1. Stecker zur Befestigung eines integrierten Schaltungsgehäuses planarer Konfiguration auf einer Leiterplatte, wobei der Stecker folgendes umfaßt:
eine Abdeckeinheit (12) mit einer Rahmenstruktur (36) zur Befestigung des integrierten Schaltungsgehäuses darauf und mit einer Vielzahl von Nuten (32), in die eine Vielzahl von aus der Rückseite des Gehäuses (14) herausgeführten Stiften (20) eingeführt sind, wobei die Rahmenstruktur an einer (22) der Seitenkanten der Abdeckeinheit (12) angelenkt und durch Verriegelungseinrichtungen (44, 46, 48) zusammen mit der Abdeckeinheit arretiert ist, um das Gehäuse fest auf der Abdeckeinheit zu sichern;
eine Buchseneinheit (16) mit einer Vielzahl darin ausgeformter Öffnungen (54) und einer Vielzahl dielektrischer Vorsprünge (56) zur Aufnahme in den Nuten der Abdeckeinheit, wobei jeder dieser dielektrischen Vorsprünge mit Kerben (76) zur Aufnahme eines Kontaktelements (18) darin ausgeführt ist, um die Verbindung mit den Stiften des Gehäuses und der Leiterplatte (86) herzustellen;
wobei die Abdeckeinheit mit einem ersten Eingriffsabschnitt (58) an einer Seitenkante (24) versehen ist, welcher der an der Rahmenstruktur angelenkten Seitenkante gegenüberliegt; und
wobei die Buchseneinheit mit einem zweiten Eingriffsabschnitt (60) versehen ist, um die Abdeckeinheit mit der Buchseneinheit durch Zusammenwirken mit dem ersten Eingriffsabschnitt herausnehmbar zu koppeln.

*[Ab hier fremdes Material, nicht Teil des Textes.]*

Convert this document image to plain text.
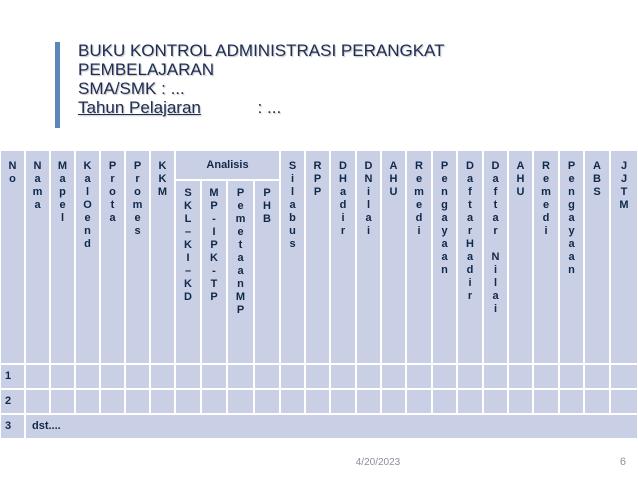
BUKU KONTROL ADMINISTRASI PERANGKAT
PEMBELAJARAN
SMA/SMK : ...
Tahun Pelajaran            : ...
N
o
N
a
m
a
M
a
p
e
l
K
a
l
O
e
n
d
P
r
o
t
a
P
r
o
m
e
s
K
K
M
Analisis
S
K
L
–
K
I
–
K
D
M
P
-
I
P
K
-
T
P
P
e
m
e
t
a
a
n
M
P
P
H
B
S
i
l
a
b
u
s
R
P
P
D
H
a
d
i
r
D
N
i
l
a
i
A
H
U
R
e
m
e
d
i
P
e
n
g
a
y
a
a
n
D
a
f
t
a
r
H
a
d
i
r
D
a
f
t
a
r

N
i
l
a
i
A
H
U
R
e
m
e
d
i
P
e
n
g
a
y
a
a
n
A
B
S
J
J
T
M
1
2
3	dst....
4/20/2023	6
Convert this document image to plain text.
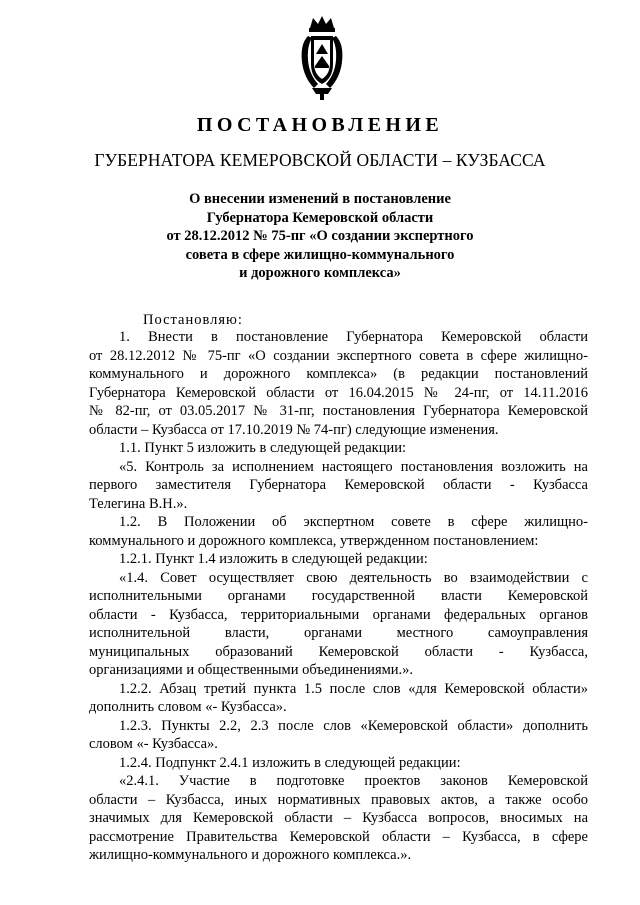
ПОСТАНОВЛЕНИЕ
ГУБЕРНАТОРА КЕМЕРОВСКОЙ ОБЛАСТИ – КУЗБАССА
О внесении изменений в постановление
Губернатора Кемеровской области
от 28.12.2012 № 75-пг «О создании экспертного
совета в сфере жилищно-коммунального
и дорожного комплекса»
Постановляю:

1. Внести в постановление Губернатора Кемеровской области

от 28.12.2012 № 75-пг «О создании экспертного совета в сфере жилищно-

коммунального и дорожного комплекса» (в редакции постановлений

Губернатора Кемеровской области от 16.04.2015 № 24-пг, от 14.11.2016

№ 82-пг, от 03.05.2017 № 31-пг, постановления Губернатора Кемеровской

области – Кузбасса от 17.10.2019 № 74-пг) следующие изменения.

1.1. Пункт 5 изложить в следующей редакции:

«5. Контроль за исполнением настоящего постановления возложить на

первого заместителя Губернатора Кемеровской области - Кузбасса

Телегина В.Н.».

1.2. В Положении об экспертном совете в сфере жилищно-

коммунального и дорожного комплекса, утвержденном постановлением:

1.2.1. Пункт 1.4 изложить в следующей редакции:

«1.4. Совет осуществляет свою деятельность во взаимодействии с

исполнительными органами государственной власти Кемеровской

области - Кузбасса, территориальными органами федеральных органов

исполнительной власти, органами местного самоуправления

муниципальных образований Кемеровской области - Кузбасса,

организациями и общественными объединениями.».

1.2.2. Абзац третий пункта 1.5 после слов «для Кемеровской области»

дополнить словом «- Кузбасса».

1.2.3. Пункты 2.2, 2.3 после слов «Кемеровской области» дополнить

словом «- Кузбасса».

1.2.4. Подпункт 2.4.1 изложить в следующей редакции:

«2.4.1. Участие в подготовке проектов законов Кемеровской

области – Кузбасса, иных нормативных правовых актов, а также особо

значимых для Кемеровской области – Кузбасса вопросов, вносимых на

рассмотрение Правительства Кемеровской области – Кузбасса, в сфере

жилищно-коммунального и дорожного комплекса.».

2. Stecker gemäß Anspruch 1, bei dem das integrierte Schaltungsgehäuse einem Stiftgittermatrixtyp entspricht.
3. Stecker gemäß Anspruch 1, bei dem die Verriegelungseinrichtungen aus einem Paar Arretierungselementen (44) mit einer in der Rahmenstruktur vorgesehenen Öffnung (46) und einem an der Abdeckeinheit angeordneten Nasenpaar (48) gebildet sind.

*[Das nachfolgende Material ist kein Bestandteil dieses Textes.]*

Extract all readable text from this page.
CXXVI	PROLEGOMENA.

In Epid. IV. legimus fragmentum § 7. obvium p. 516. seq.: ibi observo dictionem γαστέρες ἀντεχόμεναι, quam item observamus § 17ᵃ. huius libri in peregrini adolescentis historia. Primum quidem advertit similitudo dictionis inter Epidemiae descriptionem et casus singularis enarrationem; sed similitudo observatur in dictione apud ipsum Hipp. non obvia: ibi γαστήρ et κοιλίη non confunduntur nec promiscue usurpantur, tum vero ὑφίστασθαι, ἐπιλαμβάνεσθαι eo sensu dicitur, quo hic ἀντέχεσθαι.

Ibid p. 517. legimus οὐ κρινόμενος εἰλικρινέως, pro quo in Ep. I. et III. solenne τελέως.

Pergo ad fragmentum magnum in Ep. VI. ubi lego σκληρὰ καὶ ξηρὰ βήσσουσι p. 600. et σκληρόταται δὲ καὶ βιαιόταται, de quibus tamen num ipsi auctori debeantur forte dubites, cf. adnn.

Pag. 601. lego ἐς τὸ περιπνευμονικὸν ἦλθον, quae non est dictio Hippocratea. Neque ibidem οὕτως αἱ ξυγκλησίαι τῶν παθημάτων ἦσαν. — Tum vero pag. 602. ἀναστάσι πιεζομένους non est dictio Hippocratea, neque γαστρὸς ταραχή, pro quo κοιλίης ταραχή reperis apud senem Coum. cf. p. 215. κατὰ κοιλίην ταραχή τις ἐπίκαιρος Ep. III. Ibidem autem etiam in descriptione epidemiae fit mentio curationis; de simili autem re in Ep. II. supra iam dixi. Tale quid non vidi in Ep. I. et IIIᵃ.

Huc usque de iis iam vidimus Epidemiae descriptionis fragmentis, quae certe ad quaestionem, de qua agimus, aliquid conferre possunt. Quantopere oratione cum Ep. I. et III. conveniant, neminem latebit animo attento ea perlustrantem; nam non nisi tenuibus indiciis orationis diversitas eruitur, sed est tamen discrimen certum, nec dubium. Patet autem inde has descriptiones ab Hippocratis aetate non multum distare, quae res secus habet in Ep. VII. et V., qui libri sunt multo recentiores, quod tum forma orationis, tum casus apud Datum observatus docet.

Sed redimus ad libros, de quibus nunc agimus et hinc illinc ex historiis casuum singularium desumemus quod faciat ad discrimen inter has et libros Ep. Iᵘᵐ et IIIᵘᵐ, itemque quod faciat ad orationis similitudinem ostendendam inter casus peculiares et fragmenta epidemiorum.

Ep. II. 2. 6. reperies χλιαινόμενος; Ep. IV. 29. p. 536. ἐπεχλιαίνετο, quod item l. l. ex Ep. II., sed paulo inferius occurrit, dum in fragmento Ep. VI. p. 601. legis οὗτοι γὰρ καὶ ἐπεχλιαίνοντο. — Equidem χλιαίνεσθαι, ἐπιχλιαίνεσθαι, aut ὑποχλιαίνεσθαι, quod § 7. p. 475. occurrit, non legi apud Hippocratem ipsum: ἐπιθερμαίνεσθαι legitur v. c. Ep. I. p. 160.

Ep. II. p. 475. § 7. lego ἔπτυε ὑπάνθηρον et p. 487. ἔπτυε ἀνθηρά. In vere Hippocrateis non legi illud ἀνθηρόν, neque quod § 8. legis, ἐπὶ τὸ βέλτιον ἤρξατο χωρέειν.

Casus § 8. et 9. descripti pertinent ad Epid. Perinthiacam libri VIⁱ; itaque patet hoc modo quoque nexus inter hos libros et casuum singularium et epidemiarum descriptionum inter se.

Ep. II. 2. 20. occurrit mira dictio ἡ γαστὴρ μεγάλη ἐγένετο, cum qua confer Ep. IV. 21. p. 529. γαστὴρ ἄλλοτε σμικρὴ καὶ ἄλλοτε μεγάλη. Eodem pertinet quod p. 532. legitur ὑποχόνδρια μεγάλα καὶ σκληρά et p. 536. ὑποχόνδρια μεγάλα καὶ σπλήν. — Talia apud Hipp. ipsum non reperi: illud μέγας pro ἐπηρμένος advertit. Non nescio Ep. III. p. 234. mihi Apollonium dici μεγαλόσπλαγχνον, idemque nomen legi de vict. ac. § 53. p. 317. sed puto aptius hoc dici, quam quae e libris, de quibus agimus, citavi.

4. Stecker gemäß Anspruch 1, bei dem der erste Eingriffsabschnitt aus einem ersten zentralen Element (62) gebildet ist, das sich entlang der an der Rahmenstruktur angelenkten Seitenkante gegenüberliegenden Seitenkante der Abdeckeinheit erstreckt, und in seiner Rückseite einen Hohlraum (66) aufweist sowie mit Schenkelabschnitten (64) ausgeführt ist, welche sich von beiden Enden des zentralen Elements aus nach außen erstrecken, und bei dem der zweite Eingriffsabschnitt aus einem Armpaar (70) und einem zweiten zentralen Element (63) gebildet ist, das in den Hohlraum im ersten Eingriffsabschnitt einzupassen ist.